I've still got to caulk things to seal it up better, but it's pretty much done. except for the door knob and lock bits. I'll have to take those off the current door, so I won't do it until it's ready to hang.
weather's warming up and we haven't really needed any sort of heater for the last couple of weeks, and the sun is high enough in the sky now that it will only hit the lower third of the solar collector, so I kind of dropped the ball.
haven't put it in the sun yet, but I may get out to work on it today, in which case I'll give it a test run. apologies to all for being such a slowpoke on this.

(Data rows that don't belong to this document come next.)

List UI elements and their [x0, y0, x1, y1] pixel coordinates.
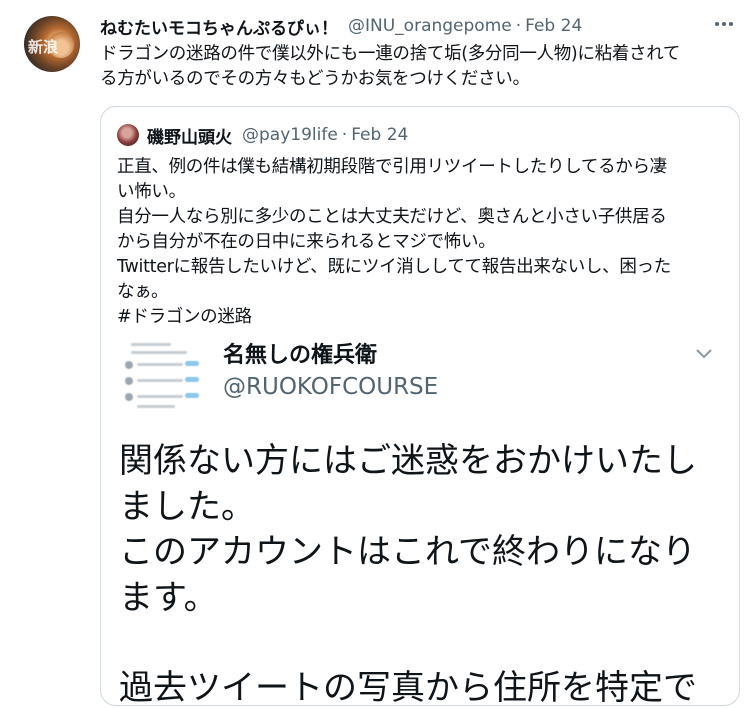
quote-text-line: 自分一人なら別に多少のことは大丈夫だけど、奥さんと小さい子供居る [117, 207, 667, 227]
quote-author-avatar[interactable] [117, 124, 139, 146]
quote-text: 正直、例の件は僕も結構初期段階で引用リツイートしたりしてるから凄 い怖い。 自分… [117, 155, 727, 330]
chevron-down-icon [695, 341, 715, 361]
quote-author-name[interactable]: 磯野山頭火 [147, 123, 232, 148]
quote-date[interactable]: Feb 24 [351, 125, 408, 145]
media-text-line: 過去ツイートの写真から住所を特定で [119, 668, 697, 706]
media-big-text: 関係ない方にはご迷惑をおかけいたし ました。 このアカウントはこれで終わりになり… [119, 439, 719, 706]
screenshot-thumbnail [123, 339, 203, 413]
quote-text-line: い怖い。 [117, 182, 186, 202]
tweet-date[interactable]: Feb 24 [525, 16, 582, 36]
media-text-line [119, 621, 719, 666]
separator-dot: · [515, 16, 522, 36]
avatar-watermark: 新浪 [28, 38, 59, 56]
media-profile-handle: @RUOKOFCOURSE [223, 374, 439, 400]
media-text-line: ました。 [119, 486, 255, 527]
media-text-line: 関係ない方にはご迷惑をおかけいたし [119, 441, 697, 481]
chevron-svg [696, 349, 712, 359]
author-avatar[interactable]: 新浪 [24, 16, 80, 72]
media-text-line: このアカウントはこれで終わりになり [119, 532, 696, 572]
tweet-text-line: ドラゴンの迷路の件で僕以外にも一連の捨て垢(多分同一人物)に粘着されて [100, 44, 681, 64]
media-text-line: ます。 [119, 577, 218, 618]
quote-text-line: なぁ。 [117, 282, 169, 302]
more-icon-svg [715, 22, 733, 26]
hashtag-link[interactable]: #ドラゴンの迷路 [117, 305, 727, 330]
author-handle[interactable]: @INU_orangepome [348, 16, 512, 36]
media-profile-name: 名無しの権兵衛 [223, 343, 378, 368]
quote-text-line: から自分が不在の日中に来られるとマジで怖い。 [117, 232, 496, 252]
quote-header: 磯野山頭火 @pay19life · Feb 24 [117, 123, 408, 148]
quote-text-line: Twitterに報告したいけど、既にツイ消ししてて報告出来ないし、困った [117, 257, 671, 277]
tweet-text-line: る方がいるのでその方々もどうかお気をつけください。 [100, 69, 530, 89]
tweet-header: ねむたいモコちゃんぷるぴぃ！ @INU_orangepome · Feb 24 [100, 12, 730, 40]
separator-dot: · [341, 125, 348, 145]
quote-media-image[interactable]: 名無しの権兵衛 @RUOKOFCOURSE 関係ない方にはご迷惑をおかけいたし … [117, 329, 739, 706]
quoted-tweet[interactable]: 磯野山頭火 @pay19life · Feb 24 正直、例の件は僕も結構初期段… [100, 106, 740, 706]
quote-text-line: 正直、例の件は僕も結構初期段階で引用リツイートしたりしてるから凄 [117, 157, 667, 177]
tweet-text: ドラゴンの迷路の件で僕以外にも一連の捨て垢(多分同一人物)に粘着されて る方がい… [100, 42, 740, 92]
author-name[interactable]: ねむたいモコちゃんぷるぴぃ！ [100, 14, 338, 39]
more-horizontal-icon[interactable] [712, 14, 736, 34]
quote-author-handle[interactable]: @pay19life [242, 125, 338, 145]
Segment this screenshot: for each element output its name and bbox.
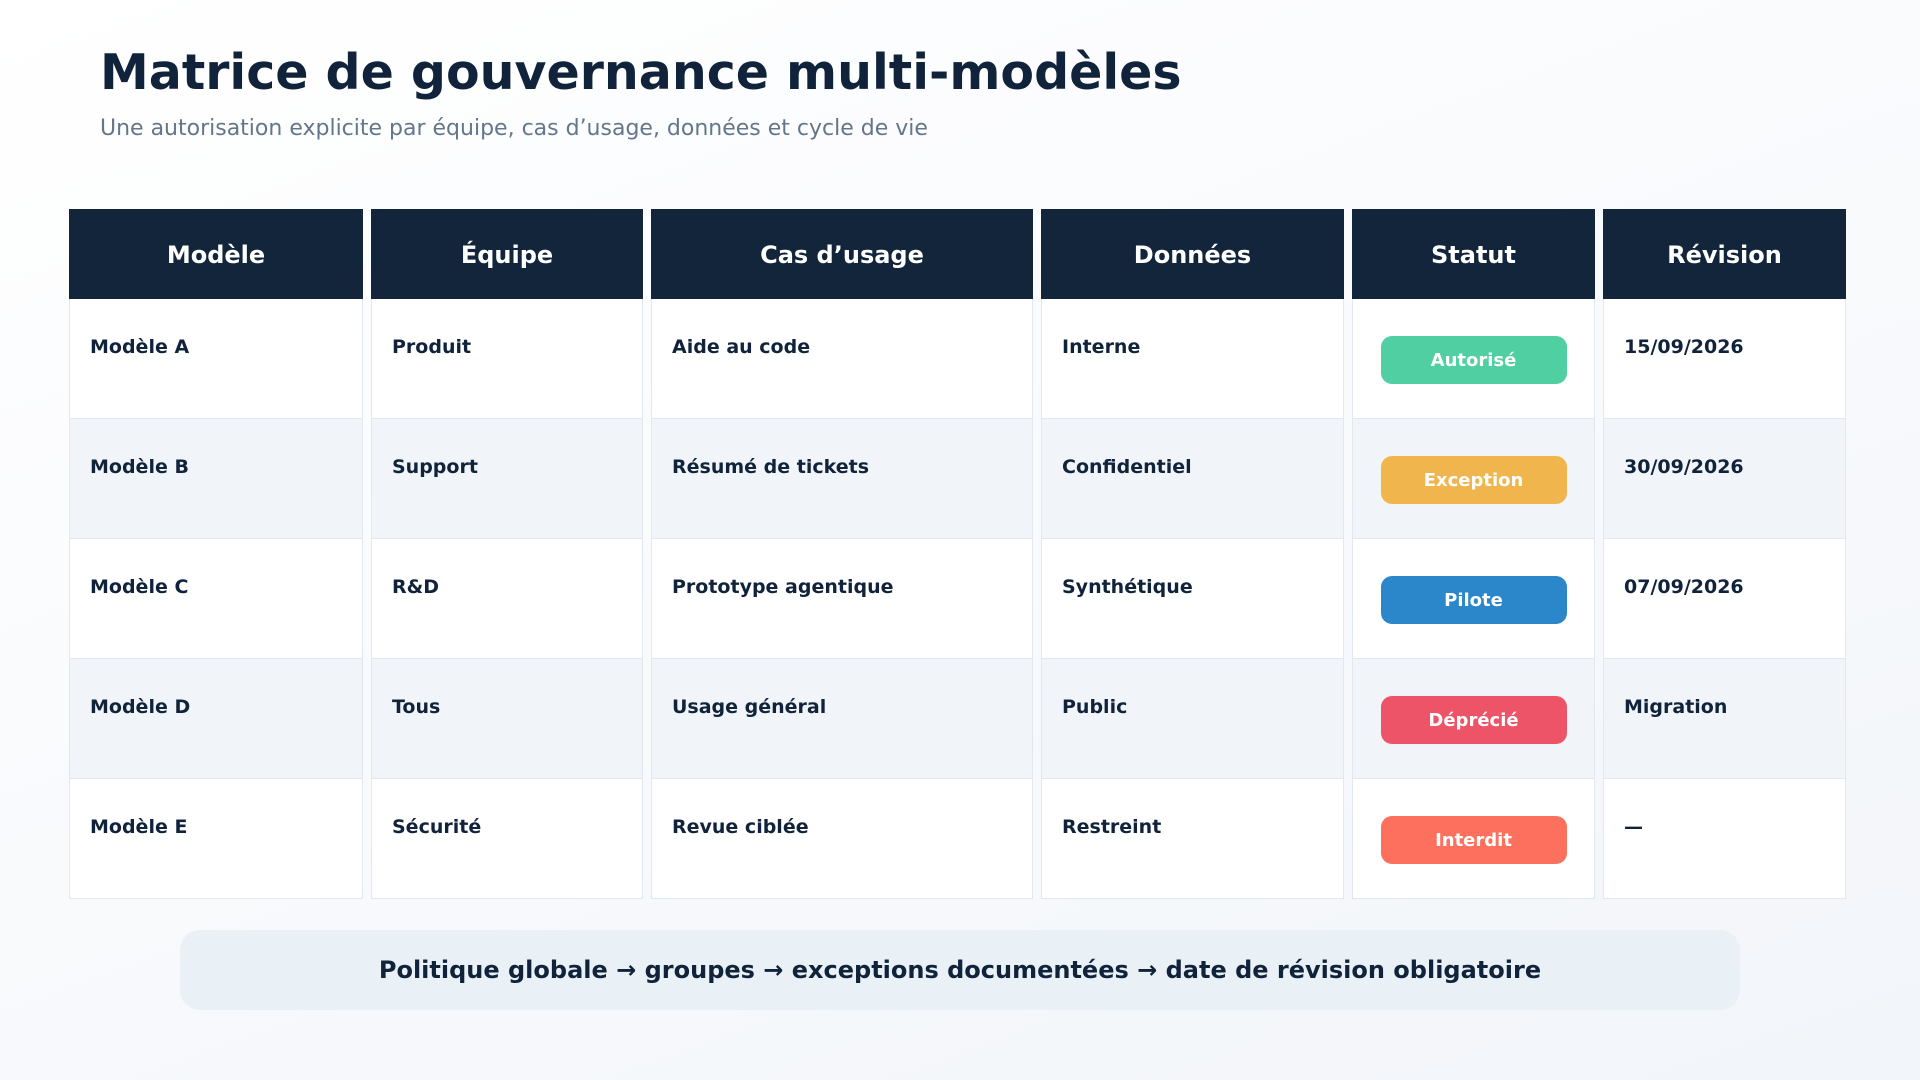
cell-data: Public [1041,659,1344,779]
status-badge: Pilote [1380,576,1567,624]
cell-team: Support [371,419,643,539]
cell-status: Exception [1352,419,1595,539]
cell-use-case: Aide au code [651,299,1033,419]
cell-team: Sécurité [371,779,643,899]
cell-data: Restreint [1041,779,1344,899]
cell-data: Synthétique [1041,539,1344,659]
cell-data: Interne [1041,299,1344,419]
column-header-data: Données [1041,209,1344,299]
cell-data: Confidentiel [1041,419,1344,539]
cell-revision: 15/09/2026 [1603,299,1846,419]
column-header-team: Équipe [371,209,643,299]
cell-use-case: Résumé de tickets [651,419,1033,539]
cell-status: Pilote [1352,539,1595,659]
status-badge: Exception [1380,456,1567,504]
cell-status: Interdit [1352,779,1595,899]
governance-matrix: Modèle Équipe Cas d’usage Données Statut… [69,209,1846,899]
cell-team: Produit [371,299,643,419]
cell-team: R&D [371,539,643,659]
column-header-revision: Révision [1603,209,1846,299]
column-header-use-case: Cas d’usage [651,209,1033,299]
cell-status: Déprécié [1352,659,1595,779]
cell-status: Autorisé [1352,299,1595,419]
status-badge: Interdit [1380,816,1567,864]
cell-revision: 30/09/2026 [1603,419,1846,539]
cell-team: Tous [371,659,643,779]
cell-revision: — [1603,779,1846,899]
cell-revision: 07/09/2026 [1603,539,1846,659]
page-subtitle: Une autorisation explicite par équipe, c… [100,116,928,141]
cell-model: Modèle E [69,779,363,899]
status-badge: Autorisé [1380,336,1567,384]
policy-footer: Politique globale → groupes → exceptions… [180,930,1740,1010]
cell-use-case: Prototype agentique [651,539,1033,659]
cell-model: Modèle B [69,419,363,539]
cell-use-case: Usage général [651,659,1033,779]
column-header-model: Modèle [69,209,363,299]
cell-model: Modèle D [69,659,363,779]
status-badge: Déprécié [1380,696,1567,744]
cell-use-case: Revue ciblée [651,779,1033,899]
cell-model: Modèle A [69,299,363,419]
page-title: Matrice de gouvernance multi-modèles [100,44,1182,101]
cell-revision: Migration [1603,659,1846,779]
column-header-status: Statut [1352,209,1595,299]
cell-model: Modèle C [69,539,363,659]
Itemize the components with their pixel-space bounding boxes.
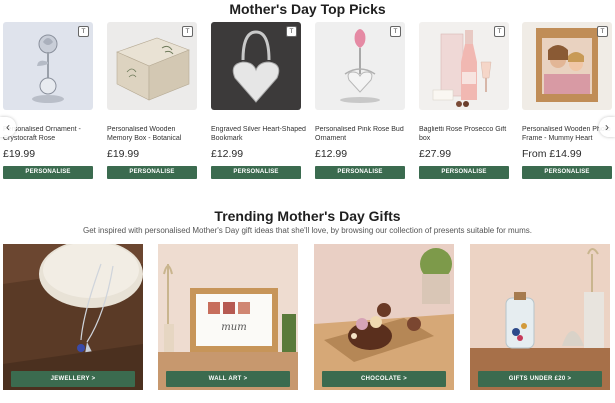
jewellery-button[interactable]: JEWELLERY >: [11, 371, 135, 387]
top-picks-carousel: T Personalised Ornament - Crystocraft Ro…: [0, 22, 615, 182]
personalise-button[interactable]: PERSONALISE: [419, 166, 509, 179]
chocolate-button[interactable]: CHOCOLATE >: [322, 371, 446, 387]
product-name[interactable]: Personalised Wooden Memory Box - Botanic…: [107, 126, 202, 144]
gifts-under-20-button[interactable]: GIFTS UNDER £20 >: [478, 371, 602, 387]
product-image[interactable]: T: [315, 22, 405, 110]
trending-title: Trending Mother's Day Gifts: [214, 208, 401, 224]
product-price: £27.99: [419, 148, 452, 160]
product-image[interactable]: T: [211, 22, 301, 110]
top-picks-title: Mother's Day Top Picks: [229, 1, 386, 17]
personalise-tag-icon: T: [286, 26, 297, 37]
wall-art-button[interactable]: WALL ART >: [166, 371, 290, 387]
product-name[interactable]: Personalised Ornament - Crystocraft Rose: [3, 126, 98, 144]
product-name[interactable]: Baglietti Rose Prosecco Gift box: [419, 126, 514, 144]
personalise-tag-icon: T: [78, 26, 89, 37]
product-card[interactable]: T Engraved Silver Heart-Shaped Bookmark …: [211, 22, 306, 179]
product-image[interactable]: T: [522, 22, 612, 110]
trending-subtitle: Get inspired with personalised Mother's …: [82, 226, 533, 235]
product-card[interactable]: T Personalised Ornament - Crystocraft Ro…: [3, 22, 93, 179]
personalise-button[interactable]: PERSONALISE: [315, 166, 405, 179]
category-tile-gifts-under-20[interactable]: GIFTS UNDER £20 >: [470, 244, 610, 390]
personalise-button[interactable]: PERSONALISE: [522, 166, 612, 179]
category-tile-chocolate[interactable]: CHOCOLATE >: [314, 244, 454, 390]
product-price: £19.99: [107, 148, 140, 160]
frame-text: mum: [221, 322, 246, 333]
product-image[interactable]: T: [3, 22, 93, 110]
personalise-tag-icon: T: [597, 26, 608, 37]
personalise-button[interactable]: PERSONALISE: [211, 166, 301, 179]
personalise-button[interactable]: PERSONALISE: [3, 166, 93, 179]
product-price: £19.99: [3, 148, 36, 160]
product-card[interactable]: T Personalised Wooden Photo Frame - Mumm…: [522, 22, 612, 179]
carousel-next-arrow-icon[interactable]: ›: [599, 117, 615, 137]
product-card[interactable]: T Personalised Pink Rose Bud Ornament £1…: [315, 22, 405, 179]
product-price: From £14.99: [522, 148, 582, 160]
personalise-tag-icon: T: [390, 26, 401, 37]
product-price: £12.99: [315, 148, 348, 160]
product-name[interactable]: Personalised Pink Rose Bud Ornament: [315, 126, 410, 144]
product-card[interactable]: T Personalised Wooden Memory Box - Botan…: [107, 22, 197, 179]
product-name[interactable]: Engraved Silver Heart-Shaped Bookmark: [211, 126, 306, 144]
product-price: £12.99: [211, 148, 244, 160]
personalise-tag-icon: T: [182, 26, 193, 37]
personalise-button[interactable]: PERSONALISE: [107, 166, 197, 179]
product-card[interactable]: T Baglietti Rose Prosecco Gift box £27.9…: [419, 22, 509, 179]
category-tile-jewellery[interactable]: JEWELLERY >: [3, 244, 143, 390]
personalise-tag-icon: T: [494, 26, 505, 37]
product-image[interactable]: T: [107, 22, 197, 110]
category-tile-wall-art[interactable]: mum WALL ART >: [158, 244, 298, 390]
product-image[interactable]: T: [419, 22, 509, 110]
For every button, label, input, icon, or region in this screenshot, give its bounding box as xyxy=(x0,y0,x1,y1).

well, it's still not done. it's far enough along that my mom gave it a brief test run today, though. she stood in the sun with the heater standing vertical for a couple minutes and put a meat thermometer at the outlet. ambient air temperature was 58 Fahrenheit. temperature coming out the top was just over 90 Fahrenheit when she got bored after about five minutes.
still needs to be sealed up a lot better, but at least I know it will work. too bad it was too late for this year.
There's a thread on the Soda Can Solar Heater in the Alternative Energy section. They were mentioning there can be a smell from the paint used to darken the interior. I am thinking something like high temp barbecue paint or engine paint might be the way to go. You might still need to cure it in the heat but I can't see something made for a barbecue would have a lot of fumes once cured.
That high temp paint wont cure at 140 degrees. I would not go that route. Needs a higher temp to cure. Use regular paint. There is a lady with a youtube video that has one of these heaters the length of her house and at least 8 ft tall. She had used the high temp paint and could not get rid of the fumes. She took it all apart and repainted it with regular paint, not high temp, and now she is fume free. Just a gold nugget for all of you to think about.
Rocketstoves, cob, ferrocement, strawbale, all make the world go round.
I used a 99¢ rattle can from the local hardware store and I'm not having any trouble with fumes. it'll probably run outside all summer before I install the heater, so any residual solvents should be gone by next Fall. I wore a respirator while I painted, though.
it works. I haven't installed it because the sun's too high now to hit the front door and it's plenty warm in the apartment without it. I'll probably hang it around the end of September. steps left are sealing it better and installing the lock and handle.